Friday, January 18, 2013

A Cello Of Her Own

I didn't get to play the cello when I was young. I played the Clarinet. My grandfather paid for my instrument and my lessons starting in the fifth grade. He was a former trombone player in the OSU Marching Band. It was considered a big gift that he paid for my clarinet even though "woodwinds don't play in the OSU Marching Band." Grandpa had the money. Grandpa picked the music program--Band over Orchestra. Even though I didn't want to play in Band, I wanted a cello.

I have no idea why I wasn't allowed to play the cello--or why at age 10, I thought it was so impossible to even ask out loud to play the cello. (My paternal grandmother played the cello, but I didn't learn about that fact until I was almost 20). All I can say is that musical instruments were a messy thing in my family. My maternal grandfather loved his college band. My maternal grandmother played the piano supposedly every day as an adult. Yet my Mother (their only child) was born with a small birth defect on one hand. According to family legend, because she could never play an instrument my grandmother put away her piano and never played again. She didn't want her daughter to feel left out. I don't know if this is true. I just know that my Dad told me that it was true.

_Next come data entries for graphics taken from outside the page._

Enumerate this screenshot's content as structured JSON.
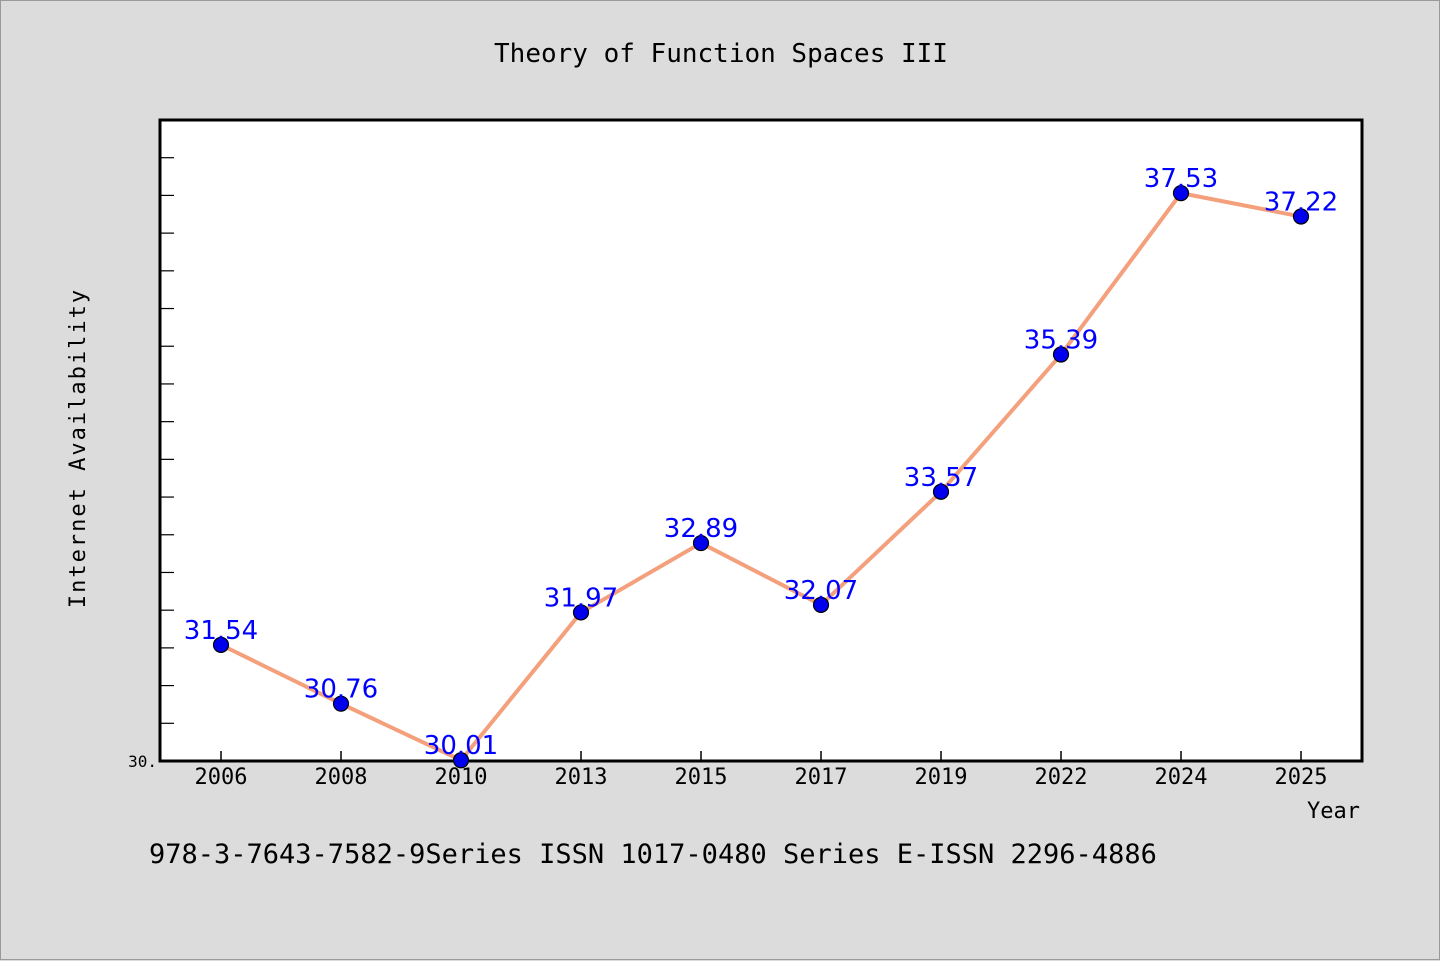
{
  "chart_data": {
    "type": "line",
    "title": "Theory of Function Spaces III",
    "xlabel": "Year",
    "ylabel": "Internet Availability",
    "categories": [
      "2006",
      "2008",
      "2010",
      "2013",
      "2015",
      "2017",
      "2019",
      "2022",
      "2024",
      "2025"
    ],
    "series": [
      {
        "values": [
          31.54,
          30.76,
          30.01,
          31.97,
          32.89,
          32.07,
          33.57,
          35.39,
          37.53,
          37.22
        ],
        "labels": [
          "31.54",
          "30.76",
          "30.01",
          "31.97",
          "32.89",
          "32.07",
          "33.57",
          "35.39",
          "37.53",
          "37.22"
        ]
      }
    ],
    "ylim": [
      30.0,
      38.5
    ],
    "y_tick_label": "30.",
    "grid": false,
    "colors": {
      "line": "#f4a07c",
      "marker": "#0000ee",
      "data_label": "#0000ff",
      "plot_background": "#ffffff",
      "page_background": "#dcdcdc"
    }
  },
  "footer": {
    "text": "978-3-7643-7582-9Series ISSN 1017-0480 Series E-ISSN 2296-4886"
  }
}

So I don't know what really happened at age 10. I just remember being told by my best friend in the fourth grade that she started Orchestra class and I laid down in the gym locker room bench in despair. Orchestra had started without me. It was like this major train had started without me aboard. "How could I have missed it?"

The next year, in fifth grade, I started with Band. I chose the clarinet. I played until my senior year of high school. That was who I was, and I didn't like it.

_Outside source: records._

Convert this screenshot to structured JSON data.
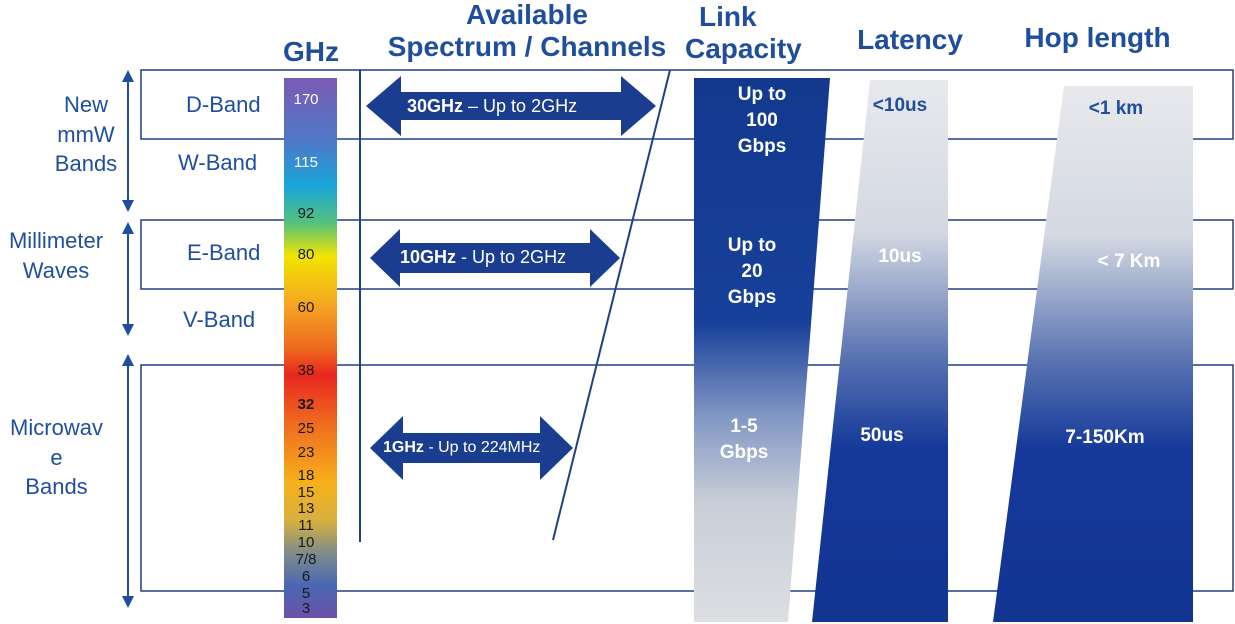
{
  "headers": {
    "ghz": "GHz",
    "spectrum_line1": "Available",
    "spectrum_line2": "Spectrum / Channels",
    "capacity_line1": "Link",
    "capacity_line2": "Capacity",
    "latency": "Latency",
    "hop": "Hop length"
  },
  "groups": {
    "new_mmw": [
      "New",
      "mmW",
      "Bands"
    ],
    "millimeter": [
      "Millimeter",
      "Waves"
    ],
    "microwave": [
      "Microwav",
      "e",
      "Bands"
    ]
  },
  "bands": {
    "d_band": "D-Band",
    "w_band": "W-Band",
    "e_band": "E-Band",
    "v_band": "V-Band"
  },
  "frequencies": {
    "f170": "170",
    "f115": "115",
    "f92": "92",
    "f80": "80",
    "f60": "60",
    "f38": "38",
    "f32": "32",
    "f25": "25",
    "f23": "23",
    "f18": "18",
    "f15": "15",
    "f13": "13",
    "f11": "11",
    "f10": "10",
    "f78": "7/8",
    "f6": "6",
    "f5": "5",
    "f3": "3"
  },
  "spectrum": {
    "d_band_bold": "30GHz",
    "d_band_rest": " – Up to 2GHz",
    "e_band_bold": "10GHz",
    "e_band_rest": " - Up to 2GHz",
    "microwave_bold": "1GHz",
    "microwave_rest": " - Up to 224MHz"
  },
  "capacity": {
    "new_mmw": [
      "Up to",
      "100",
      "Gbps"
    ],
    "millimeter": [
      "Up to",
      "20",
      "Gbps"
    ],
    "microwave": [
      "1-5",
      "Gbps"
    ]
  },
  "latency": {
    "new_mmw": "<10us",
    "millimeter": "10us",
    "microwave": "50us"
  },
  "hop": {
    "new_mmw": "<1 km",
    "millimeter": "< 7 Km",
    "microwave": "7-150Km"
  },
  "colors": {
    "brand_blue": "#1f4e9c",
    "dark_blue": "#1a3d8f",
    "light_gray": "#d6d9de"
  }
}
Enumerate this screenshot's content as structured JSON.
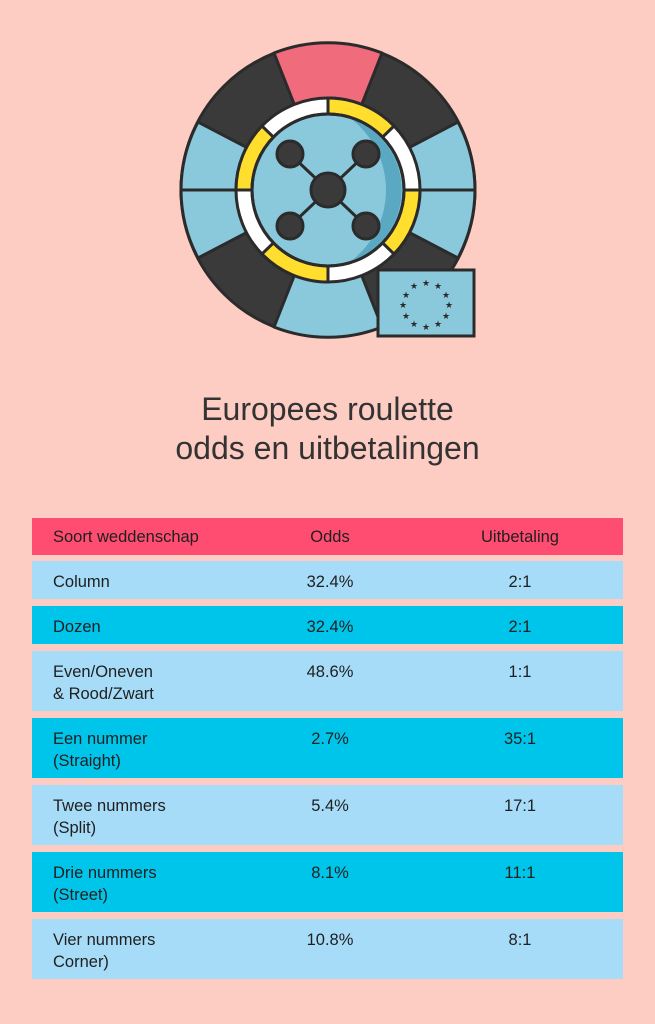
{
  "title": {
    "line1": "Europees roulette",
    "line2": "odds en uitbetalingen"
  },
  "colors": {
    "background": "#fdccc3",
    "header": "#ff4d72",
    "row_light": "#a6dcf8",
    "row_dark": "#00c5ea",
    "wheel_dark": "#3a3a3a",
    "wheel_blue": "#8ac8dc",
    "wheel_red": "#f06b7c",
    "wheel_yellow": "#ffde2e"
  },
  "illustration": {
    "icon": "roulette-wheel-icon",
    "flag_icon": "eu-flag-icon"
  },
  "table": {
    "headers": [
      "Soort weddenschap",
      "Odds",
      "Uitbetaling"
    ],
    "rows": [
      {
        "bet_line1": "Column",
        "bet_line2": "",
        "odds": "32.4%",
        "payout": "2:1"
      },
      {
        "bet_line1": "Dozen",
        "bet_line2": "",
        "odds": "32.4%",
        "payout": "2:1"
      },
      {
        "bet_line1": "Even/Oneven",
        "bet_line2": "& Rood/Zwart",
        "odds": "48.6%",
        "payout": "1:1"
      },
      {
        "bet_line1": "Een nummer",
        "bet_line2": "(Straight)",
        "odds": "2.7%",
        "payout": "35:1"
      },
      {
        "bet_line1": "Twee nummers",
        "bet_line2": "(Split)",
        "odds": "5.4%",
        "payout": "17:1"
      },
      {
        "bet_line1": "Drie nummers",
        "bet_line2": "(Street)",
        "odds": "8.1%",
        "payout": "11:1"
      },
      {
        "bet_line1": "Vier nummers",
        "bet_line2": "Corner)",
        "odds": "10.8%",
        "payout": "8:1"
      }
    ]
  }
}
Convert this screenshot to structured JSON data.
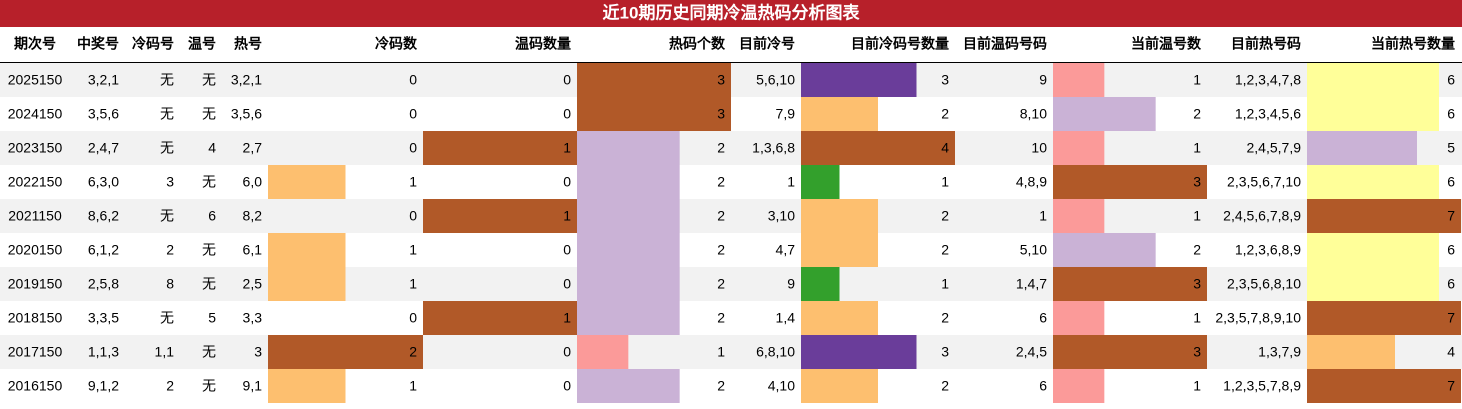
{
  "title": "近10期历史同期冷温热码分析图表",
  "table": {
    "columns": [
      {
        "label": "期次号",
        "width": 70
      },
      {
        "label": "中奖号",
        "width": 55
      },
      {
        "label": "冷码号",
        "width": 55
      },
      {
        "label": "温号",
        "width": 42
      },
      {
        "label": "热号",
        "width": 46
      },
      {
        "label": "冷码数",
        "width": 155,
        "colors": {
          "1": "#fdbf6f",
          "2": "#b15928"
        }
      },
      {
        "label": "温码数量",
        "width": 154,
        "colors": {
          "1": "#b15928"
        }
      },
      {
        "label": "热码个数",
        "width": 154,
        "colors": {
          "1": "#fb9a99",
          "2": "#cab2d6",
          "3": "#b15928"
        }
      },
      {
        "label": "目前冷号",
        "width": 70
      },
      {
        "label": "目前冷码号数量",
        "width": 154,
        "colors": {
          "1": "#33a02c",
          "2": "#fdbf6f",
          "3": "#6a3d9a",
          "4": "#b15928"
        }
      },
      {
        "label": "目前温码号码",
        "width": 98
      },
      {
        "label": "当前温号数",
        "width": 154,
        "colors": {
          "1": "#fb9a99",
          "2": "#cab2d6",
          "3": "#b15928"
        }
      },
      {
        "label": "目前热号码",
        "width": 100
      },
      {
        "label": "当前热号数量",
        "width": 154,
        "colors": {
          "4": "#fdbf6f",
          "5": "#cab2d6",
          "6": "#ffff99",
          "7": "#b15928"
        }
      }
    ],
    "rows": [
      [
        "2025150",
        "3,2,1",
        "无",
        "无",
        "3,2,1",
        0,
        0,
        3,
        "5,6,10",
        3,
        "9",
        1,
        "1,2,3,4,7,8",
        6
      ],
      [
        "2024150",
        "3,5,6",
        "无",
        "无",
        "3,5,6",
        0,
        0,
        3,
        "7,9",
        2,
        "8,10",
        2,
        "1,2,3,4,5,6",
        6
      ],
      [
        "2023150",
        "2,4,7",
        "无",
        "4",
        "2,7",
        0,
        1,
        2,
        "1,3,6,8",
        4,
        "10",
        1,
        "2,4,5,7,9",
        5
      ],
      [
        "2022150",
        "6,3,0",
        "3",
        "无",
        "6,0",
        1,
        0,
        2,
        "1",
        1,
        "4,8,9",
        3,
        "2,3,5,6,7,10",
        6
      ],
      [
        "2021150",
        "8,6,2",
        "无",
        "6",
        "8,2",
        0,
        1,
        2,
        "3,10",
        2,
        "1",
        1,
        "2,4,5,6,7,8,9",
        7
      ],
      [
        "2020150",
        "6,1,2",
        "2",
        "无",
        "6,1",
        1,
        0,
        2,
        "4,7",
        2,
        "5,10",
        2,
        "1,2,3,6,8,9",
        6
      ],
      [
        "2019150",
        "2,5,8",
        "8",
        "无",
        "2,5",
        1,
        0,
        2,
        "9",
        1,
        "1,4,7",
        3,
        "2,3,5,6,8,10",
        6
      ],
      [
        "2018150",
        "3,3,5",
        "无",
        "5",
        "3,3",
        0,
        1,
        2,
        "1,4",
        2,
        "6",
        1,
        "2,3,5,7,8,9,10",
        7
      ],
      [
        "2017150",
        "1,1,3",
        "1,1",
        "无",
        "3",
        2,
        0,
        1,
        "6,8,10",
        3,
        "2,4,5",
        3,
        "1,3,7,9",
        4
      ],
      [
        "2016150",
        "9,1,2",
        "2",
        "无",
        "9,1",
        1,
        0,
        2,
        "4,10",
        2,
        "6",
        1,
        "1,2,3,5,7,8,9",
        7
      ]
    ]
  }
}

I remember watching the boys unload their cellos outside of the middle school. Their parents drove them to a special entrance at the back of the school. I watched them gingerly remove their large black cases from the back of a car. "Oh, no one would ever trust me with a cello. They are too valuable." I thought.

I dated a guy who played the cello in seventh grade. I felt pain again when I moved to a new school my freshman year in high school. A new friend mentioned that he played in the Orchestra. "Maybe, I could join too?" I thought hopefully. "No, I already missed that chance. No one has beginner lessons in high school."

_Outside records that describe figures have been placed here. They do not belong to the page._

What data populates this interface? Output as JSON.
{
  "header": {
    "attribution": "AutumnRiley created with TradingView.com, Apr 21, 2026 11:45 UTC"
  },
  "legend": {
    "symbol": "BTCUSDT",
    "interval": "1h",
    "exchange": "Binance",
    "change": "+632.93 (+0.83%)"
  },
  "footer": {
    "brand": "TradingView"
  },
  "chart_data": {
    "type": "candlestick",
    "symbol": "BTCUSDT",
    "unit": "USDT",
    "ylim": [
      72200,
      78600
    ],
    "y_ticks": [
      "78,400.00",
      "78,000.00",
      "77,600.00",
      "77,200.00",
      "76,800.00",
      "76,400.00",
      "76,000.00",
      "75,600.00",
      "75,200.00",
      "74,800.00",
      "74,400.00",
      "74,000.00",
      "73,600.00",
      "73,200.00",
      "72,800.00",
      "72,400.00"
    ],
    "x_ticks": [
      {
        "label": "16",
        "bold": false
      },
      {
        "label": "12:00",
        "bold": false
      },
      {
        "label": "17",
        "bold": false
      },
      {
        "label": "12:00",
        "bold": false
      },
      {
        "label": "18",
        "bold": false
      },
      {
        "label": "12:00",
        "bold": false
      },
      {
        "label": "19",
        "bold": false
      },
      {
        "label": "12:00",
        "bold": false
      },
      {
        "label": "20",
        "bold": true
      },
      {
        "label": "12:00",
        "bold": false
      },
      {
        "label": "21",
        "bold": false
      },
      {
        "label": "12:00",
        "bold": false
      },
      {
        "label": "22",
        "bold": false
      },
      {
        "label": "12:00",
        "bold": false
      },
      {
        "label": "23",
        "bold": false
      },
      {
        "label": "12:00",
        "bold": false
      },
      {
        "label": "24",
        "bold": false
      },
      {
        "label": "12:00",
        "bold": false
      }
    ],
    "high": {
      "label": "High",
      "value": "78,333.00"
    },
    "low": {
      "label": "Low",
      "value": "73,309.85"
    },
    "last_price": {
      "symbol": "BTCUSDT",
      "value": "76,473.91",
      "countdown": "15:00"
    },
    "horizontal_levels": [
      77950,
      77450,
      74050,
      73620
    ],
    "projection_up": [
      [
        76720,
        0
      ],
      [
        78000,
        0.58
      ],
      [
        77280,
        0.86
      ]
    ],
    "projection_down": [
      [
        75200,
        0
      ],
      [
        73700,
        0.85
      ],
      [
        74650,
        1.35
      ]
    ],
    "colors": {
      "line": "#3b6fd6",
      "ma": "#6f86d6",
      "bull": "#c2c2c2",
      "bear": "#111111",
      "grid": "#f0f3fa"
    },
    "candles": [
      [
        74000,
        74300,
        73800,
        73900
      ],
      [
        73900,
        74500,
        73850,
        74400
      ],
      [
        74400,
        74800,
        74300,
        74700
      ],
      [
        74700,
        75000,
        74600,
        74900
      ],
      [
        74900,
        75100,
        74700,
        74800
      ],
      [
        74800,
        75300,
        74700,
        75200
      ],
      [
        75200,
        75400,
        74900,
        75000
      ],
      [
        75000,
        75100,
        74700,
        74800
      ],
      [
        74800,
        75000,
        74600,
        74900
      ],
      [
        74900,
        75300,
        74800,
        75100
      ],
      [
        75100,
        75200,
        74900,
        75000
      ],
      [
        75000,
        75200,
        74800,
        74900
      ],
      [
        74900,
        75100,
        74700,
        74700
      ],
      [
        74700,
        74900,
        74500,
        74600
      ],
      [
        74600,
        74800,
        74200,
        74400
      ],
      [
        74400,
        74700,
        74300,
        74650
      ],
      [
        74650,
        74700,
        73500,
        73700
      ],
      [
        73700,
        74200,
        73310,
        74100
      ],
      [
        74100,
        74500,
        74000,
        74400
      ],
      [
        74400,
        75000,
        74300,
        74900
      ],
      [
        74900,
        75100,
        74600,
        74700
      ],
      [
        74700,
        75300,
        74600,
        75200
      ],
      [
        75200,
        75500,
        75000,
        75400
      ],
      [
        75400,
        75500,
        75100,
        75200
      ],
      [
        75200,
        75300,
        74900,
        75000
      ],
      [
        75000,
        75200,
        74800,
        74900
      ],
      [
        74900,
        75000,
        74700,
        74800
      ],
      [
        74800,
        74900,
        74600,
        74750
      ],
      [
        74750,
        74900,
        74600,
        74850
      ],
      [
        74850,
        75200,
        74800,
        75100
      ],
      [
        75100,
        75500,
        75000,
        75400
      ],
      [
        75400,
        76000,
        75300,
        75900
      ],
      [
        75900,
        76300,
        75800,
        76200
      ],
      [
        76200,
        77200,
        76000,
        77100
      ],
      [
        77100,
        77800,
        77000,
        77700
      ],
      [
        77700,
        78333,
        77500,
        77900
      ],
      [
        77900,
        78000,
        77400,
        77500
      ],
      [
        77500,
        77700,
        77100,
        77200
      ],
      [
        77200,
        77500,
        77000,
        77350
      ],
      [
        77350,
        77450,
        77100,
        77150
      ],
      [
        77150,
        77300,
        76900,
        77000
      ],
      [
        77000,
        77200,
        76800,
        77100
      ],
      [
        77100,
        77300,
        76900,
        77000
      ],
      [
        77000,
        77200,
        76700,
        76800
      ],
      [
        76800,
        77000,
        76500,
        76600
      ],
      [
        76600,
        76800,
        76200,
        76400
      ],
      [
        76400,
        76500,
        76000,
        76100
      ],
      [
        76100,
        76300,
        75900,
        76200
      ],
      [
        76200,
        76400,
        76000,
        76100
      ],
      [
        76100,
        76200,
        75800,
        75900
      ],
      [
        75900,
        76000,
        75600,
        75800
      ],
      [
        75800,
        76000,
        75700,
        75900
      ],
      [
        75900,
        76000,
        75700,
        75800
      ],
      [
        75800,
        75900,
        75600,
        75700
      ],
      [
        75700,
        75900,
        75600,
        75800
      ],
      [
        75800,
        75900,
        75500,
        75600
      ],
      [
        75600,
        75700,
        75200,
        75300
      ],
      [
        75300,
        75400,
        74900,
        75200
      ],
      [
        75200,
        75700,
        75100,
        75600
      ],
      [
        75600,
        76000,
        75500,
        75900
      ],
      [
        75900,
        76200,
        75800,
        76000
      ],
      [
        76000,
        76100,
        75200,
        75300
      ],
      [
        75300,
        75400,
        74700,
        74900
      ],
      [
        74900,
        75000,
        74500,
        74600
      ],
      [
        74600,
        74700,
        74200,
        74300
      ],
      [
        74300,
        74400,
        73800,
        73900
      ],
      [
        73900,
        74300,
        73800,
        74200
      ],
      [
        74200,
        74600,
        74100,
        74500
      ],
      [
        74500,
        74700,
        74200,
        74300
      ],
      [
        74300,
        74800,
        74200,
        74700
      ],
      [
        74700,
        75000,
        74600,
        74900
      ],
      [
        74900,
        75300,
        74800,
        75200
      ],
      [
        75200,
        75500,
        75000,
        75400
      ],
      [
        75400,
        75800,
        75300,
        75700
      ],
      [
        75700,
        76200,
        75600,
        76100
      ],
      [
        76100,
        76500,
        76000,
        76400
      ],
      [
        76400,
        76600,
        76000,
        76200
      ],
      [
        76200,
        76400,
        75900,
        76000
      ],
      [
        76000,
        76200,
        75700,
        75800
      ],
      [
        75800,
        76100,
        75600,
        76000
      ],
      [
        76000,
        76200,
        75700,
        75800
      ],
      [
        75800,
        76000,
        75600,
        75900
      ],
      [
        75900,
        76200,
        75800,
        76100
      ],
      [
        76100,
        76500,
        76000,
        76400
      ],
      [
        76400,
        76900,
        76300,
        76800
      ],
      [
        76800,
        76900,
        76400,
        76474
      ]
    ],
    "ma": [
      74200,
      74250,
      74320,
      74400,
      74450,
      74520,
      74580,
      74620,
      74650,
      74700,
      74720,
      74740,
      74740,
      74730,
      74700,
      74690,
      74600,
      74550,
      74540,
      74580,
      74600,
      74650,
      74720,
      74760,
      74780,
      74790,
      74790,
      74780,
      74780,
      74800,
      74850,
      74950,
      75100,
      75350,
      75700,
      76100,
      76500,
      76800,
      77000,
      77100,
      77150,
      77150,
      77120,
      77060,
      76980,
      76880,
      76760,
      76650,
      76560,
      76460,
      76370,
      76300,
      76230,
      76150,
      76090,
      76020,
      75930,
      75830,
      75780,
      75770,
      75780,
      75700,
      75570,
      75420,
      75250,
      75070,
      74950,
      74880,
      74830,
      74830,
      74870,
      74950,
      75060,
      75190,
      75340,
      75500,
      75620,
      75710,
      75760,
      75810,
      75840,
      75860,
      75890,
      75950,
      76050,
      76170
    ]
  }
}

Orchestra was just something I missed. Either my parents didn't have money to buy a cello. Or I wasn't assertive enough to ask. Or --what I really thought--I was a klutzy kid who couldn't be trusted with a cello. Cellos are expensive. I'd probably break it--or run out of enthusiasm for it in a few weeks. I was a girl who couldn't be trusted with such a valuable instrument as a cello.

So it was totally, totally crazy that God and my husband got me a cello for Christmas in my 37 year. This was totally a "ship that had sailed." I missed my chance. Who possibly learns how to play a new instrument from scratch as an adult--with FIVE YOUNG CHILDREN in her house?

I remember telling my husband in a panic--what if we spend all this money and then I never use it. He told me with certainty "I trust you! I trust you with a cello." He confidence was a gift to my soul.

So here I am. Six weeks later. I play the cello. I play duets with my husband and I laugh. I make mistakes and I'm patient. I soothe myself after a hard day of mothering. I set a good example of practice and diligence for my children. And oh my goodness--is a musical instrument rental CHEAP. For heavens sake. For the price of  inexpensive dinner out--I feel like a Vanderbilt all month long.

I'm never to old to start up a new dream for God.